When the crisis was first identified, software systems were tiny by modern standards. A banking system or an early defence program had nowhere near the complexity of today’s cloud platforms, distributed applications or global-scale APIs. Yet even then, teams struggled to coordinate requirements, design predictable processes and deliver reliable outcomes. The response led to the birth of software engineering as a discipline, and later to structured lifecycles like the SDLC and the famous Waterfall model. These frameworks offered clarity, but they also introduced rigidity, and eventually they proved too inflexible for a world where requirements change weekly instead of yearly.

The industry reacted by shifting to iterative models. The Spiral model introduced risk management and continuous learning. Scrum promised shorter feedback loops and a closer connection to the business. Agile became a cultural movement rather than a methodology, offering a more human rhythm for building software. Then DevOps arrived and pushed collaboration across the entire lifecycle, merging development and operations and accelerating the delivery pipeline.

Each evolution helped, yet none eliminated the challenges. Teams still struggled with complexity, resource constraints and shifting expectations. The tools became more powerful, yet the work became more demanding. The cloud brought scalability, but also a proliferation of choices, configurations and responsibilities. Security became a constant and moving concern. Infrastructure as code blurred the line between developer and operator. Monitoring, compliance, container orchestration, CI systems and automation pipelines turned into responsibilities that silently expanded a developer’s workload. The original crisis of unpredictability shifted into a crisis of complexity.

This is the quiet truth of modern software development, we solved the problems of the past only to discover new ones in the present. Today, even small teams build systems that would have been considered extraordinarily complex in the 1960s. A simple web application may involve distributed caches, managed services, identity platforms, automated pipelines, versioned APIs and a dozen third-party integrations. In that sense, the software crisis never went away, it simply evolved into the challenge of managing an ecosystem that grows faster than any team’s capacity to fully understand it.

What is different today is that, for the first time, we have a technology that can help us address complexity itself rather than just wrap new processes around it. Artificial intelligence, and particularly large language models, are capable of absorbing context, interpreting code, summarising decisions and automating tasks across the lifecycle. Instead of expecting developers to keep every detail in their heads, AI can become an active participant in the process. It can expose architecture, spot inconsistencies, generate documentation, design pipelines, mine requirements from conversations and bridge the gaps between roles.

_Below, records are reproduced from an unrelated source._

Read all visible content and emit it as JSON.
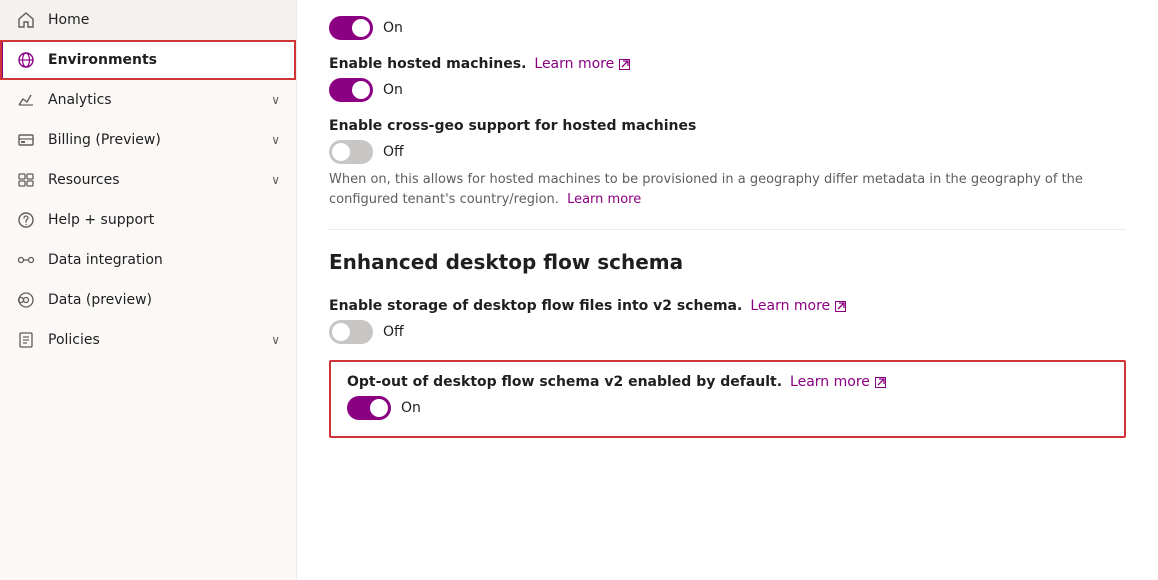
{
  "sidebar": {
    "items": [
      {
        "id": "home",
        "label": "Home",
        "icon": "home",
        "active": false,
        "hasChevron": false
      },
      {
        "id": "environments",
        "label": "Environments",
        "icon": "globe",
        "active": true,
        "hasChevron": false
      },
      {
        "id": "analytics",
        "label": "Analytics",
        "icon": "analytics",
        "active": false,
        "hasChevron": true
      },
      {
        "id": "billing",
        "label": "Billing (Preview)",
        "icon": "billing",
        "active": false,
        "hasChevron": true
      },
      {
        "id": "resources",
        "label": "Resources",
        "icon": "resources",
        "active": false,
        "hasChevron": true
      },
      {
        "id": "help-support",
        "label": "Help + support",
        "icon": "help",
        "active": false,
        "hasChevron": false
      },
      {
        "id": "data-integration",
        "label": "Data integration",
        "icon": "data-integration",
        "active": false,
        "hasChevron": false
      },
      {
        "id": "data-preview",
        "label": "Data (preview)",
        "icon": "data-preview",
        "active": false,
        "hasChevron": false
      },
      {
        "id": "policies",
        "label": "Policies",
        "icon": "policies",
        "active": false,
        "hasChevron": true
      }
    ]
  },
  "main": {
    "topToggle": {
      "state": "on",
      "stateLabel": "On"
    },
    "hostedMachines": {
      "label": "Enable hosted machines.",
      "learnMoreText": "Learn more",
      "toggleState": "on",
      "toggleStateLabel": "On"
    },
    "crossGeo": {
      "label": "Enable cross-geo support for hosted machines",
      "toggleState": "off",
      "toggleStateLabel": "Off",
      "description": "When on, this allows for hosted machines to be provisioned in a geography differ metadata in the geography of the configured tenant's country/region.",
      "learnMoreText": "Learn more"
    },
    "enhancedSchema": {
      "sectionTitle": "Enhanced desktop flow schema",
      "storageLabel": "Enable storage of desktop flow files into v2 schema.",
      "storageLearnMoreText": "Learn more",
      "storageToggleState": "off",
      "storageToggleStateLabel": "Off",
      "optOutLabel": "Opt-out of desktop flow schema v2 enabled by default.",
      "optOutLearnMoreText": "Learn more",
      "optOutToggleState": "on",
      "optOutToggleStateLabel": "On"
    }
  }
}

This does not mean AI will replace the need for engineering discipline. It means the discipline can finally scale in a way humans alone never could. In 1968, the crisis was about unpredictability. Today, it is about overload. Teams drown not because they lack methodology, but because they face an ever-growing surface area of responsibility. AI gives us a way to rebalance the equation. It absorbs the noise so that humans can focus on the decisions that truly matter.

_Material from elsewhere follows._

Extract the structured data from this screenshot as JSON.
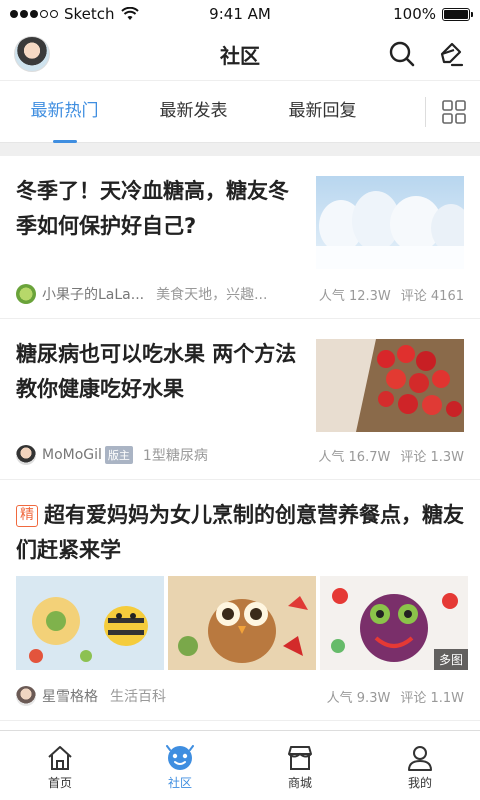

Seen from this perspective, the software crisis did not end. It simply moved. And perhaps that is the most honest way to understand progress in this field. Software is always growing, always expanding, always pushing against the limits of what we can coordinate. What changes over time is not the existence of the crisis, but our ability to meet it. The tools evolve, the practices evolve, and now, with AI entering the lifecycle, the relationship between humans and software may finally shift into something more manageable.

We are not escaping the software crisis. We are learning to outgrow it.